Wednesday, 10 April 2024

The forgotten tragedy of Koryukivka: How the Nazis exterminated a town of 7,000 souls

Russian womenfolk identify their loved ones, executed in numbers by the Nazis, as lines of people wait to conduct the sad search. September 1941




Russian womenfolk identify their loved ones, executed in numbers by the Nazis, as lines of people wait to conduct the sad search. (Photo by Keystone. September 1941

The forgotten tragedy of Koryukivka: How the Nazis exterminated a town of 7,000 souls

Soviet propaganda decided that the massacres perpetrated by the Nazis in the village of Khatyn, Minsk Oblast, Belarus would stand as the ultimate symbol of Nazi atrocities in all the occupied territories of the USSR. For ideological reasons, the murder of close to 7,000 Ukrainians in the town of Koryukivka, Chernihiv Oblast, was not commemorated or made public at that time.

In total, Nazis burnt down and destroyed 1,377 villages in Ukraine. The Koryukivka tragedy was the most massive and bloodiest not only within the territory of the Soviet Union, but throughout Europe. It happened on March 1, 1943

In the French village of Oradour (June 1944), Nazis murdered 642 inhabitants; in the Czech village of Lidice (June, 1943) – 320, in the Belarusian village of Khatyn (March 1943) – 149 (according to contemporary German data – 152). Europeans know about and commemorate these tragedies, but very few know about the massacres in the Ukrainian town of Koryukivka.
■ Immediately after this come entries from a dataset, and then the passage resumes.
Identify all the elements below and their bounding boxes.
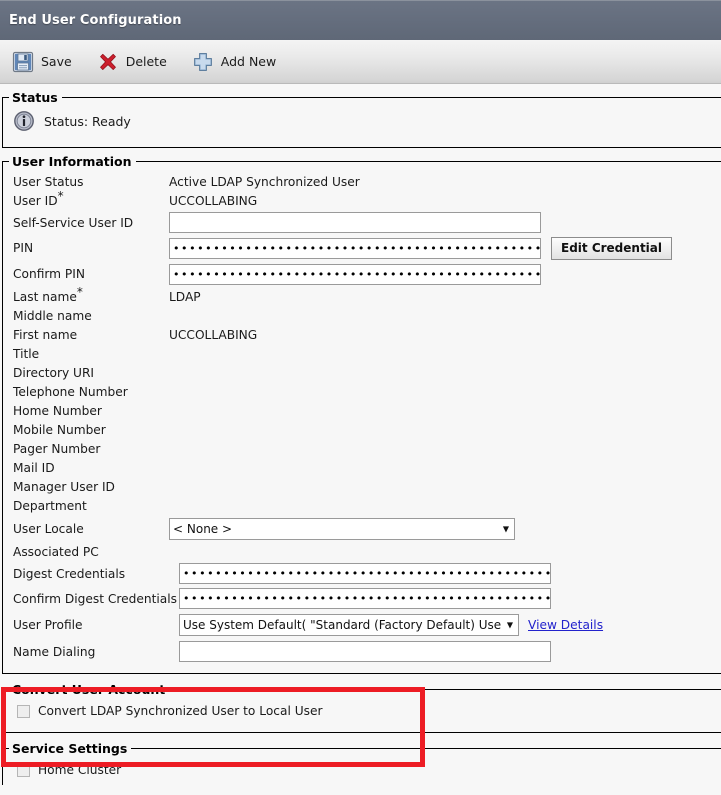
status-legend: Status: [12, 90, 58, 105]
delete-icon: [97, 51, 119, 73]
row-mobile-number: Mobile Number: [3, 420, 721, 439]
label-user-id: User ID*: [3, 189, 169, 208]
value-user-id: UCCOLLABING: [169, 193, 258, 208]
toolbar: Save Delete Add New: [0, 40, 721, 84]
row-confirm-digest-credentials: Confirm Digest Credentials •••••••••••••…: [3, 586, 721, 611]
row-mail-id: Mail ID: [3, 458, 721, 477]
label-associated-pc: Associated PC: [13, 544, 99, 559]
label-pager-number: Pager Number: [13, 441, 101, 456]
label-user-status: User Status: [13, 174, 84, 189]
status-text: Status: Ready: [44, 113, 131, 129]
home-cluster-checkbox[interactable]: [17, 763, 30, 777]
row-telephone-number: Telephone Number: [3, 382, 721, 401]
label-middle-name: Middle name: [13, 308, 92, 323]
row-self-service-user-id: Self-Service User ID: [3, 210, 721, 235]
user-locale-select[interactable]: < None >: [169, 517, 515, 540]
row-first-name: First name UCCOLLABING: [3, 325, 721, 344]
label-self-service-user-id: Self-Service User ID: [13, 215, 134, 230]
status-row: Status: Ready: [3, 105, 721, 141]
convert-checkbox-row: Convert LDAP Synchronized User to Local …: [3, 697, 721, 726]
label-last-name-text: Last name: [13, 289, 77, 304]
label-pin: PIN: [13, 241, 34, 255]
user-information-fields: User Status Active LDAP Synchronized Use…: [3, 169, 721, 667]
form-content: Status Status: Ready User Information Us…: [0, 90, 721, 785]
row-home-number: Home Number: [3, 401, 721, 420]
row-associated-pc: Associated PC: [3, 542, 721, 561]
service-settings-legend: Service Settings: [12, 741, 128, 756]
service-settings-section: Service Settings Home Cluster: [2, 741, 721, 785]
row-last-name: Last name* LDAP: [3, 285, 721, 306]
label-user-profile: User Profile: [13, 617, 83, 632]
window-title-bar: End User Configuration: [0, 0, 721, 40]
delete-button[interactable]: Delete: [97, 51, 167, 73]
row-user-status: User Status Active LDAP Synchronized Use…: [3, 172, 721, 191]
save-button[interactable]: Save: [12, 51, 72, 73]
row-department: Department: [3, 496, 721, 515]
label-manager-user-id: Manager User ID: [13, 479, 115, 494]
view-details-link[interactable]: View Details: [528, 618, 603, 632]
row-confirm-pin: Confirm PIN ••••••••••••••••••••••••••••…: [3, 261, 721, 287]
required-marker: *: [76, 284, 83, 299]
user-profile-select-wrap: Use System Default( "Standard (Factory D…: [179, 613, 519, 636]
save-label: Save: [41, 54, 72, 69]
value-first-name: UCCOLLABING: [169, 327, 258, 342]
label-confirm-pin: Confirm PIN: [13, 267, 85, 281]
row-middle-name: Middle name: [3, 306, 721, 325]
page-title: End User Configuration: [9, 13, 182, 28]
row-title: Title: [3, 344, 721, 363]
convert-user-account-section: Convert User Account Convert LDAP Synchr…: [1, 682, 721, 767]
label-department: Department: [13, 498, 87, 513]
label-first-name: First name: [13, 327, 78, 342]
row-directory-uri: Directory URI: [3, 363, 721, 382]
user-information-section: User Information User Status Active LDAP…: [2, 154, 721, 674]
add-new-button[interactable]: Add New: [192, 51, 276, 73]
pin-input[interactable]: ••••••••••••••••••••••••••••••••••••••••…: [169, 237, 541, 259]
plus-icon: [192, 51, 214, 73]
label-home-number: Home Number: [13, 403, 102, 418]
row-pin: PIN ••••••••••••••••••••••••••••••••••••…: [3, 235, 721, 261]
delete-label: Delete: [125, 54, 167, 69]
row-manager-user-id: Manager User ID: [3, 477, 721, 496]
user-profile-select[interactable]: Use System Default( "Standard (Factory D…: [179, 613, 519, 636]
digest-credentials-input[interactable]: ••••••••••••••••••••••••••••••••••••••••…: [179, 563, 551, 584]
row-user-profile: User Profile Use System Default( "Standa…: [3, 611, 721, 638]
name-dialing-input[interactable]: [179, 641, 551, 662]
value-last-name: LDAP: [169, 289, 201, 304]
value-user-status: Active LDAP Synchronized User: [169, 174, 360, 189]
convert-user-account-legend: Convert User Account: [12, 682, 166, 697]
label-title: Title: [13, 346, 40, 361]
row-pager-number: Pager Number: [3, 439, 721, 458]
add-new-label: Add New: [220, 54, 277, 69]
required-marker: *: [57, 188, 64, 203]
label-name-dialing: Name Dialing: [13, 644, 96, 659]
row-digest-credentials: Digest Credentials •••••••••••••••••••••…: [3, 561, 721, 586]
row-user-id: User ID* UCCOLLABING: [3, 189, 721, 210]
label-user-id-text: User ID: [13, 193, 58, 208]
home-cluster-label: Home Cluster: [38, 763, 122, 777]
label-user-locale: User Locale: [13, 521, 84, 536]
label-confirm-digest-credentials: Confirm Digest Credentials: [13, 591, 177, 606]
save-icon: [12, 51, 34, 73]
label-telephone-number: Telephone Number: [13, 384, 128, 399]
label-mail-id: Mail ID: [13, 460, 55, 475]
confirm-pin-input[interactable]: ••••••••••••••••••••••••••••••••••••••••…: [169, 263, 541, 285]
row-user-locale: User Locale < None > ▼: [3, 515, 721, 542]
edit-credential-button[interactable]: Edit Credential: [551, 236, 673, 260]
home-cluster-row: Home Cluster: [3, 756, 721, 785]
row-name-dialing: Name Dialing: [3, 638, 721, 665]
convert-ldap-user-checkbox[interactable]: [17, 704, 30, 718]
self-service-user-id-input[interactable]: [169, 212, 541, 233]
user-information-legend: User Information: [12, 154, 132, 169]
info-icon: [13, 110, 35, 132]
convert-ldap-user-label: Convert LDAP Synchronized User to Local …: [38, 704, 323, 718]
confirm-digest-credentials-input[interactable]: ••••••••••••••••••••••••••••••••••••••••…: [179, 588, 551, 609]
label-digest-credentials: Digest Credentials: [13, 566, 126, 581]
user-locale-select-wrap: < None > ▼: [169, 517, 515, 540]
label-directory-uri: Directory URI: [13, 365, 95, 380]
label-last-name: Last name*: [3, 285, 169, 304]
label-mobile-number: Mobile Number: [13, 422, 106, 437]
status-section: Status Status: Ready: [2, 90, 721, 148]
In 1941-1943, Chernihiv Oblast was the centre of the most active and belligerent Soviet partisan forces in Ukraine. During the German occupation, Koryukivka became the nucleus of the Soviet partisan movement in Chernihiv Oblast.

In February 1943, a Soviet partisan unit under the command of Oleksiy Fedorov, First Secretary of the Chernihiv Regional Committee of the Communist Party of Ukraine, Hero of the Soviet Union, returned from  Bryansk region in Russia and set up headquarters in the thick forests surrounding Koryukivka. The partisans began collecting food from the villages and coordinating attacks against the Nazi invaders. On the night of February 27, 1943, they attacked and destroyed the German garrison in Koryukivka, where only the hospital brick building survived.

In response to the Bolshevik partisan campaign, the order to destroy Koryukivka was given by Oberstleutnant Bruno Franz Bayer (399th Main Field Kommandatur in Konotop, Sumy Oblast). The Kommandatur was subordinated to the Wehrmacht’s Heeresgruppe Sud (Army Group South).

One early morning of the following week, a detachment of German-Hungarian soldiers surrounded Koryukivka and SS guards began searching the houses. Groups of 50 to 100 people were driven into large buildings such as the church, theatre, or restaurant, and ruthlessly executed. Having massacred all the inhabitants, the soldiers set fire to different buildings: some 1,390 homes were completely destroyed and only a dozen brick walls survived the flames.